Coca-Cola, Airbnb, Procter & Gamble, dan Visa—–semua sponsor Amerika Serikat untuk  Olimpiade Beijing tahun 2022—–dengan bangga menyatakan bahwa mereka mendukung hak-hak manusia di seluruh dunia. Tetapi dukungan itu adalah kurang jelas bila ditujukan terhadap pelanggaran hak berat yang dilakukan rezim komunis Tiongkok

Pada sidang kongres 27 Juli mengenai sponsor perusahaan untuk Olimpiade Beijing tahun 2022, perwakilan dari sponsor yang berbasis di Amerika Serikat menolak untuk mengambil sebuah sikap apakah sponsor tersebut akan mendukung pemindahan Olimpiade ke sebuah lokasi yang berbeda, atau menunda Olimpiade tersebut karena pelanggaran hak manusia yang dilakukan rezim Tiongkok.

Semua—–kecuali saksi kelima, Intel–—mengatakan bahwa mereka tidak memiliki  keterlibatan dalam pemilihan lokasi itu.

“Tetapi sebagai seorang manusia dan sebagai sebuah perusahaan yang percaya pada hak-hak asasi manusia, menurut saya, anda memiliki tanggung jawab moral untuk menjadi sangat jelas,” kata Senator Partai Republik Chris Smith (R-N.J.), yang mencatat tuduhan penyerangan seksual, aborsi paksa dan sterilisasi, dan penyiksaan lainnya dilakukan di dalam kamp-kamp konsentrasi di Provinsi Xinjiang di Tiongkok.

“Saya bingung dan kecewa karena anda tidak dapat begitu saja mengatakan, ‘Pindahkan pertandingan itu.’”

Andrea Fairchild, wakil presiden senior strategi sponsor global di Visa Inc., menjawab, “Selama pemerintah-pemerintah mengizinkan atlet-atlet untuk menghadiri pertandingan-pertandingan itu, kami akan berada di sana untuk mendukung dan mensponsori mereka.”

Ditanya apakah mereka setuju dengan  tekad pemerintah Amerika Serikat bahwa rezim Tiongkok melakukan genosida melawan populasi Uighur di Xinjiang, satu-satunya perwakilan perusahaan yang menanggapi secara positif adalah Steve Rodgers, wakil presiden eksekutif dan penasihat umum Intel.

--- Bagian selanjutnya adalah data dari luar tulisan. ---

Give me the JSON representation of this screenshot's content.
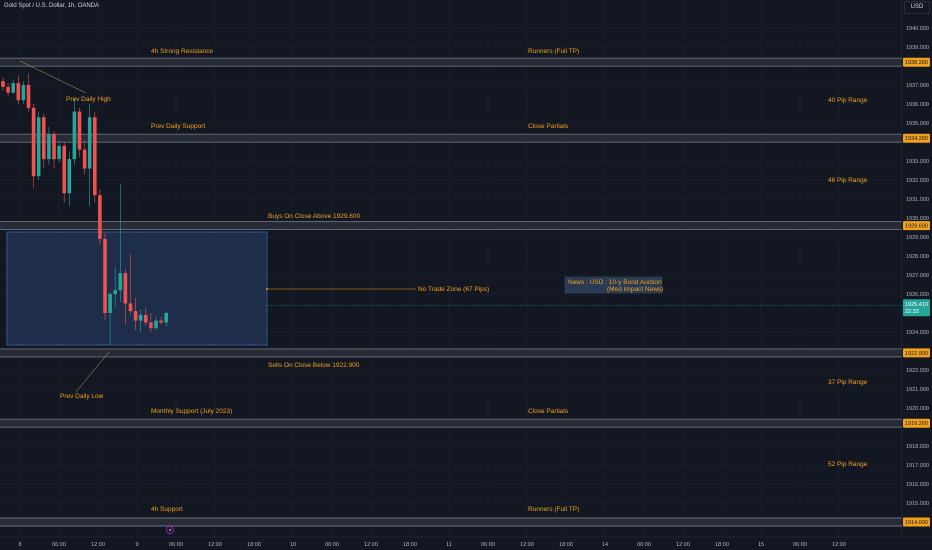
{
  "header": {
    "symbol": "Gold Spot / U.S. Dollar, 1h, OANDA",
    "currency_button": "USD"
  },
  "chart_data": {
    "type": "candlestick",
    "title": "Gold Spot / U.S. Dollar, 1h, OANDA",
    "ylim": [
      1913.4,
      1940.8
    ],
    "y_ticks": [
      "1940.000",
      "1939.000",
      "1937.000",
      "1936.000",
      "1935.000",
      "1933.000",
      "1932.000",
      "1931.000",
      "1930.000",
      "1929.000",
      "1928.000",
      "1927.000",
      "1926.000",
      "1924.000",
      "1923.000",
      "1922.000",
      "1921.000",
      "1920.000",
      "1918.000",
      "1917.000",
      "1916.000",
      "1915.000"
    ],
    "x_ticks": [
      "8",
      "06:00",
      "12:00",
      "9",
      "06:00",
      "12:00",
      "18:00",
      "10",
      "06:00",
      "12:00",
      "18:00",
      "11",
      "06:00",
      "12:00",
      "18:00",
      "14",
      "06:00",
      "12:00",
      "18:00",
      "15",
      "06:00",
      "12:00"
    ],
    "candles": [
      {
        "o": 1937.2,
        "h": 1937.4,
        "l": 1936.7,
        "c": 1936.9
      },
      {
        "o": 1936.9,
        "h": 1937.1,
        "l": 1936.4,
        "c": 1936.6
      },
      {
        "o": 1936.6,
        "h": 1937.3,
        "l": 1936.5,
        "c": 1937.1
      },
      {
        "o": 1937.1,
        "h": 1937.5,
        "l": 1936.0,
        "c": 1936.2
      },
      {
        "o": 1936.2,
        "h": 1937.2,
        "l": 1936.0,
        "c": 1937.0
      },
      {
        "o": 1937.0,
        "h": 1937.6,
        "l": 1935.6,
        "c": 1935.8
      },
      {
        "o": 1935.8,
        "h": 1936.0,
        "l": 1931.6,
        "c": 1932.2
      },
      {
        "o": 1932.2,
        "h": 1935.6,
        "l": 1932.0,
        "c": 1935.3
      },
      {
        "o": 1935.3,
        "h": 1935.5,
        "l": 1932.6,
        "c": 1933.1
      },
      {
        "o": 1933.1,
        "h": 1934.8,
        "l": 1932.8,
        "c": 1934.4
      },
      {
        "o": 1934.4,
        "h": 1934.6,
        "l": 1932.6,
        "c": 1933.1
      },
      {
        "o": 1933.1,
        "h": 1934.1,
        "l": 1932.9,
        "c": 1933.8
      },
      {
        "o": 1933.8,
        "h": 1934.0,
        "l": 1930.8,
        "c": 1931.3
      },
      {
        "o": 1931.3,
        "h": 1933.5,
        "l": 1930.6,
        "c": 1933.1
      },
      {
        "o": 1933.1,
        "h": 1936.3,
        "l": 1932.8,
        "c": 1935.6
      },
      {
        "o": 1935.6,
        "h": 1935.8,
        "l": 1933.2,
        "c": 1933.6
      },
      {
        "o": 1933.6,
        "h": 1934.1,
        "l": 1932.3,
        "c": 1932.6
      },
      {
        "o": 1932.6,
        "h": 1936.0,
        "l": 1930.6,
        "c": 1935.3
      },
      {
        "o": 1935.3,
        "h": 1935.6,
        "l": 1930.8,
        "c": 1931.2
      },
      {
        "o": 1931.2,
        "h": 1931.5,
        "l": 1928.6,
        "c": 1928.9
      },
      {
        "o": 1928.9,
        "h": 1929.2,
        "l": 1924.6,
        "c": 1925.0
      },
      {
        "o": 1925.0,
        "h": 1926.1,
        "l": 1923.3,
        "c": 1926.0
      },
      {
        "o": 1926.0,
        "h": 1927.4,
        "l": 1925.3,
        "c": 1926.2
      },
      {
        "o": 1926.2,
        "h": 1931.8,
        "l": 1925.6,
        "c": 1927.1
      },
      {
        "o": 1927.1,
        "h": 1927.3,
        "l": 1924.4,
        "c": 1925.5
      },
      {
        "o": 1925.5,
        "h": 1928.1,
        "l": 1924.9,
        "c": 1925.1
      },
      {
        "o": 1925.1,
        "h": 1925.8,
        "l": 1924.1,
        "c": 1924.6
      },
      {
        "o": 1924.6,
        "h": 1925.2,
        "l": 1924.0,
        "c": 1924.9
      },
      {
        "o": 1924.9,
        "h": 1925.3,
        "l": 1924.3,
        "c": 1924.5
      },
      {
        "o": 1924.5,
        "h": 1925.0,
        "l": 1924.0,
        "c": 1924.2
      },
      {
        "o": 1924.2,
        "h": 1924.8,
        "l": 1924.1,
        "c": 1924.6
      },
      {
        "o": 1924.6,
        "h": 1924.8,
        "l": 1924.4,
        "c": 1924.5
      },
      {
        "o": 1924.5,
        "h": 1925.1,
        "l": 1924.3,
        "c": 1925.0
      }
    ],
    "levels": [
      {
        "name": "4h Strong Resistance",
        "value": 1938.2,
        "badge": "1938.200"
      },
      {
        "name": "Prev Daily Support",
        "value": 1934.2,
        "badge": "1934.200"
      },
      {
        "name": "Buys On Close Above 1929.600",
        "value": 1929.6,
        "badge": "1929.600"
      },
      {
        "name": "Sells On Close Below 1922.900",
        "value": 1922.9,
        "badge": "1922.900"
      },
      {
        "name": "Monthly Support (July 2023)",
        "value": 1919.2,
        "badge": "1919.200"
      },
      {
        "name": "4h Support",
        "value": 1914.0,
        "badge": "1914.000"
      }
    ],
    "current_price": {
      "value": 1925.41,
      "label": "1925.410",
      "countdown": "22:33",
      "color": "#26a69a"
    },
    "no_trade_zone": {
      "top": 1929.6,
      "bottom": 1922.9
    }
  },
  "annotations": {
    "level_labels": [
      "4h Strong Resistance",
      "Prev Daily Support",
      "Buys On Close Above 1929.600",
      "Sells On Close Below 1922.900",
      "Monthly Support (July 2023)",
      "4h Support"
    ],
    "right_labels": [
      "Runners (Full TP)",
      "Close Partials",
      "Close Partials",
      "Runners (Full TP)"
    ],
    "ranges": [
      "40 Pip Range",
      "46 Pip Range",
      "37 Pip Range",
      "52 Pip Range"
    ],
    "prev_daily_high": "Prev Daily High",
    "prev_daily_low": "Prev Daily Low",
    "no_trade_zone": "No Trade Zone (67 Pips)",
    "news_line1": "News : USD : 10-y Bond Auction",
    "news_line2": "(Med Impact News)"
  },
  "colors": {
    "background": "#131722",
    "up": "#26a69a",
    "down": "#ef5350",
    "label": "#f0a11c",
    "level": "#6e7180",
    "zone": "#1e2f4d",
    "zone_border": "#3d6fb8"
  }
}
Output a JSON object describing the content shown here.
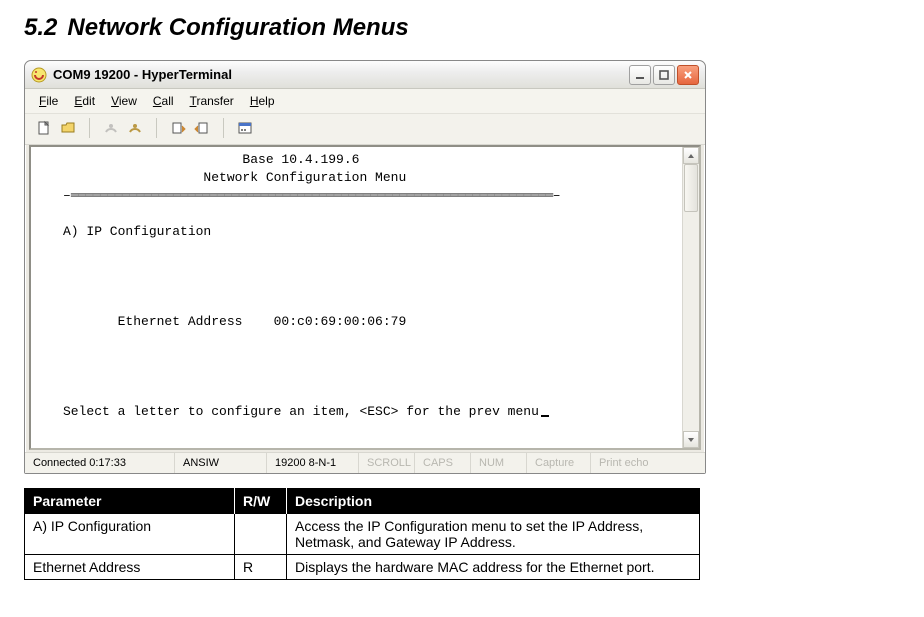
{
  "section": {
    "number": "5.2",
    "title": "Network Configuration Menus"
  },
  "window": {
    "title": "COM9 19200 - HyperTerminal"
  },
  "menubar": {
    "items": [
      {
        "text": "File",
        "u": 0
      },
      {
        "text": "Edit",
        "u": 0
      },
      {
        "text": "View",
        "u": 0
      },
      {
        "text": "Call",
        "u": 0
      },
      {
        "text": "Transfer",
        "u": 0
      },
      {
        "text": "Help",
        "u": 0
      }
    ]
  },
  "terminal": {
    "header_base": "                       Base 10.4.199.6",
    "header_menu": "                  Network Configuration Menu",
    "rule_left": "–",
    "rule_right": "–",
    "option_a": "A) IP Configuration",
    "eth_line": "       Ethernet Address    00:c0:69:00:06:79",
    "prompt": "Select a letter to configure an item, <ESC> for the prev menu"
  },
  "statusbar": {
    "connected": "Connected 0:17:33",
    "emulation": "ANSIW",
    "settings": "19200 8-N-1",
    "scroll": "SCROLL",
    "caps": "CAPS",
    "num": "NUM",
    "capture": "Capture",
    "printecho": "Print echo"
  },
  "table": {
    "headers": {
      "param": "Parameter",
      "rw": "R/W",
      "desc": "Description"
    },
    "rows": [
      {
        "param": "A) IP Configuration",
        "rw": "",
        "desc": "Access the IP Configuration menu to set the IP Address, Netmask, and Gateway IP Address."
      },
      {
        "param": "Ethernet Address",
        "rw": "R",
        "desc": "Displays the hardware MAC address for the Ethernet port."
      }
    ]
  }
}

“Saya sudah membaca laporan Kementerian Luar Negeri. Saya telah mempelajarinya, dan saya percaya  kesimpulan-kesimpulan Kementerian Luar Negeri,” kata Steve Rodgers, menambahkan bahwa Intel tidak memiliki operasi bisnis di Xinjiang bahkan sebelum penunjukan bulan Januari.

Empat eksekutif lainnya mengatakan mereka menghormati keputusan pemerintah, tetapi mereka menolak untuk memproyeksikan pandangannya. 

Kemunafikan

Senator Tom Cotton (R-Ark.), yang memuji Steve Rodgers atas “jawabannya yang tegas,” mengucapkan apa yang dilihat Tom Cotton sebagai sidang “yang paling menyedihkan dan memalukan” di mana saya telah berpartisipasi dalam delapan tahun.”

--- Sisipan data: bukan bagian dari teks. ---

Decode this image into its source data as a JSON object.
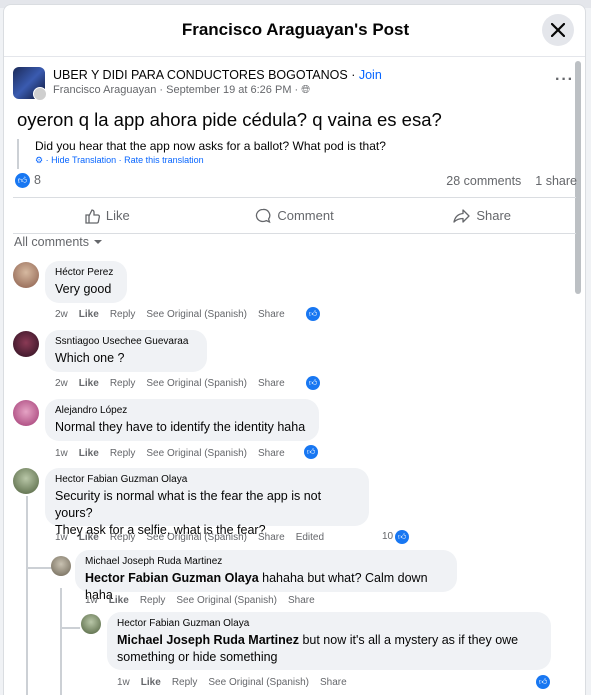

“Setiap orang dari anda, dengan pengecualian, kadang-kadang, Bapak Steve Rodgers, ——dikirim ke sini dengan perintah-perintah untuk tidak mengatakan apa pun yang dapat menyinggung  Partai Komunis Tiongkok,” kata Tom Cotton.

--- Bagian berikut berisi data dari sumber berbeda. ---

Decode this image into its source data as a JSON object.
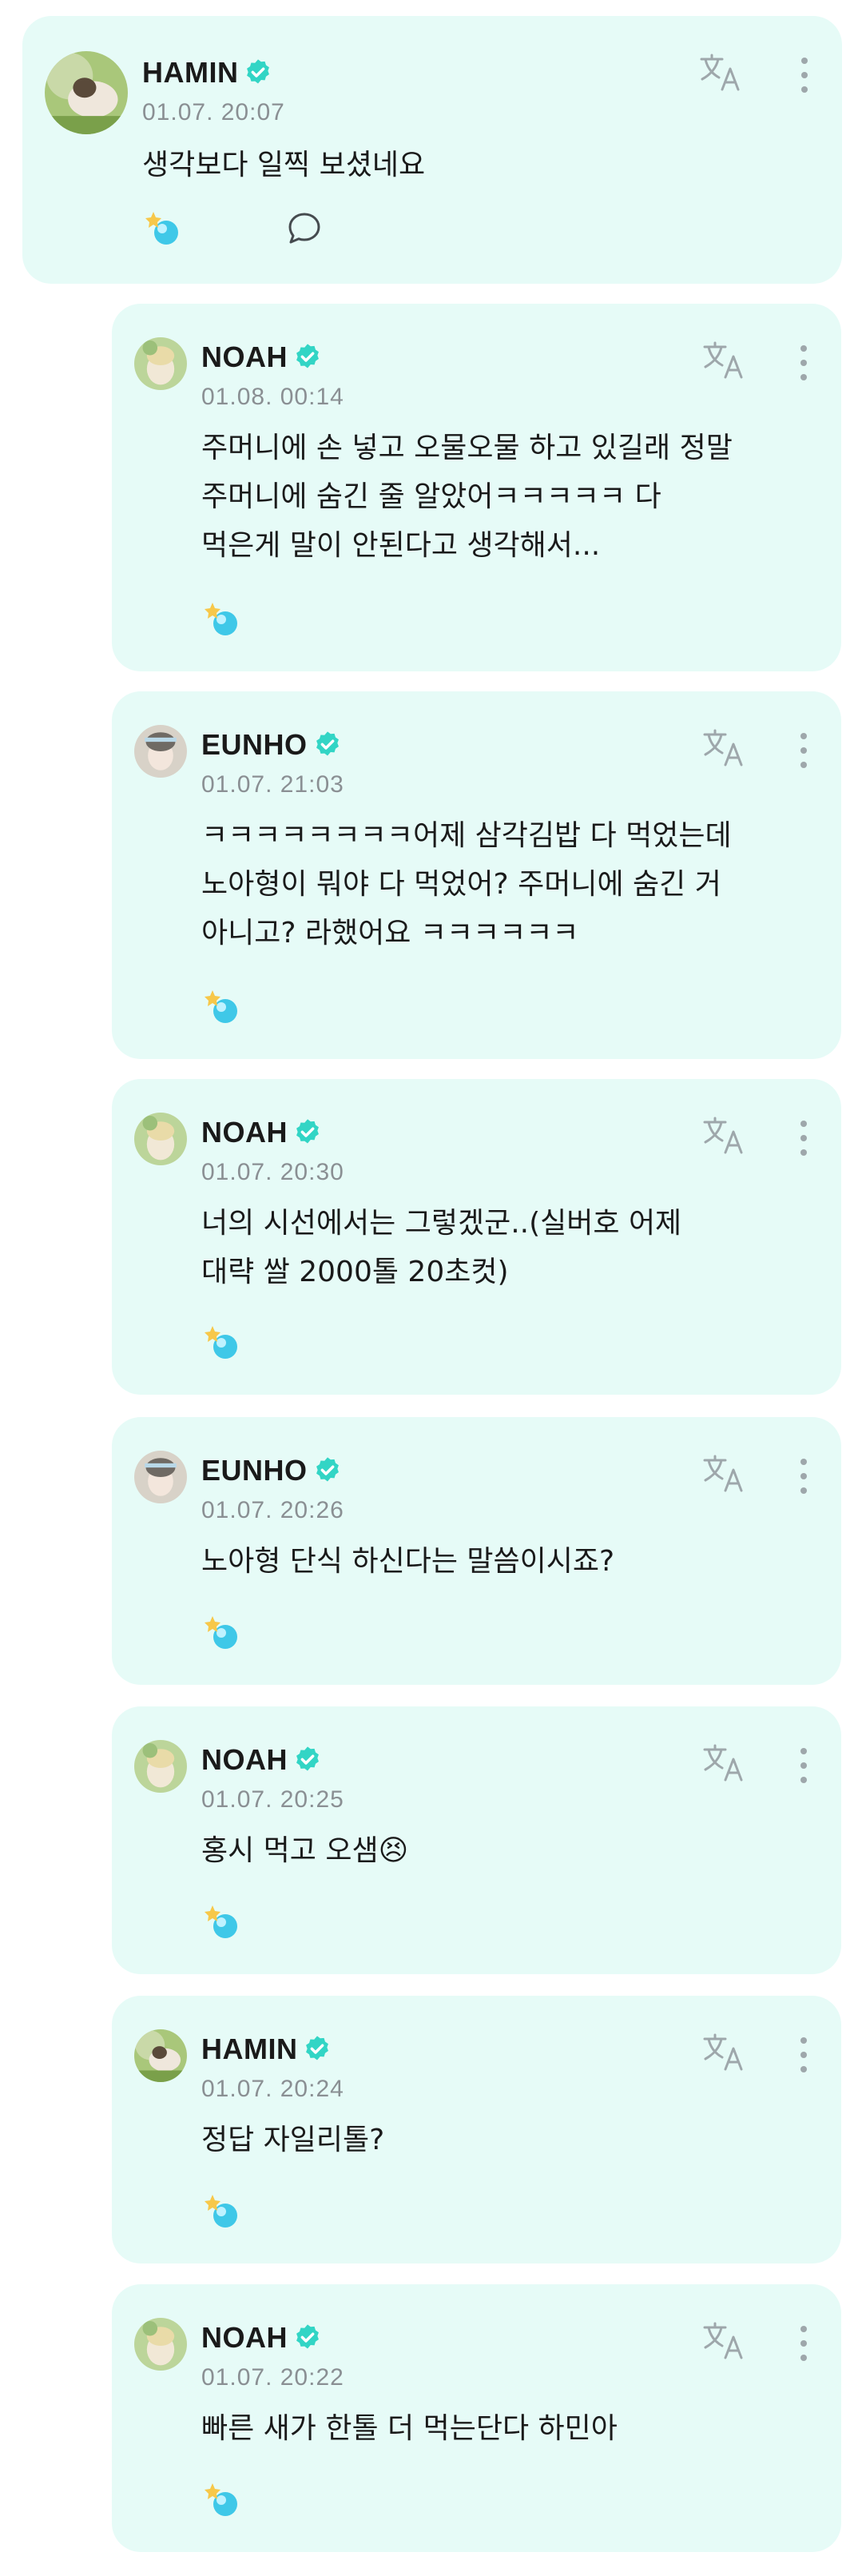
{
  "colors": {
    "card_background": "#e6fbf7",
    "verified_badge": "#32d5c5",
    "icon": "#9ea7ab",
    "name": "#1a1a1a",
    "timestamp": "#8a8f93"
  },
  "icons": {
    "verified": "verified-badge-icon",
    "translate": "translate-icon",
    "more": "more-vertical-icon",
    "reaction": "lightstick-reaction-icon",
    "comment": "comment-bubble-icon"
  },
  "post": {
    "author": "HAMIN",
    "timestamp": "01.07. 20:07",
    "content": "생각보다 일찍 보셨네요"
  },
  "replies": [
    {
      "author": "NOAH",
      "timestamp": "01.08. 00:14",
      "content": "주머니에 손 넣고 오물오물 하고 있길래 정말\n주머니에 숨긴 줄 알았어ㅋㅋㅋㅋㅋ 다\n먹은게 말이 안된다고 생각해서..."
    },
    {
      "author": "EUNHO",
      "timestamp": "01.07. 21:03",
      "content": "ㅋㅋㅋㅋㅋㅋㅋㅋ어제 삼각김밥 다 먹었는데\n노아형이 뭐야 다 먹었어? 주머니에 숨긴 거\n아니고? 라했어요 ㅋㅋㅋㅋㅋㅋ"
    },
    {
      "author": "NOAH",
      "timestamp": "01.07. 20:30",
      "content": "너의 시선에서는 그렇겠군..(실버호 어제\n대략 쌀 2000톨 20초컷)"
    },
    {
      "author": "EUNHO",
      "timestamp": "01.07. 20:26",
      "content": "노아형 단식 하신다는 말씀이시죠?"
    },
    {
      "author": "NOAH",
      "timestamp": "01.07. 20:25",
      "content": "홍시 먹고 오샘😣"
    },
    {
      "author": "HAMIN",
      "timestamp": "01.07. 20:24",
      "content": "정답 자일리톨?"
    },
    {
      "author": "NOAH",
      "timestamp": "01.07. 20:22",
      "content": "빠른 새가 한톨 더 먹는단다 하민아"
    }
  ]
}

David Holyoke, kepala kemitraan Olimpiade dan Paralimpiade dari Airbnb, mendapat teguran dari Senator Partai Republik Tom Malinowski (D-N.J.) karena tidak menjadi lebih vokal terhadap penolakan paspor dan dokumen identifikasi oleh Beijing,  terhadap orang-orang Uighur dan Tibet, yang mencegah orang-orang Uighur dan Tibet untuk  bepergian atau mencari akomodasi.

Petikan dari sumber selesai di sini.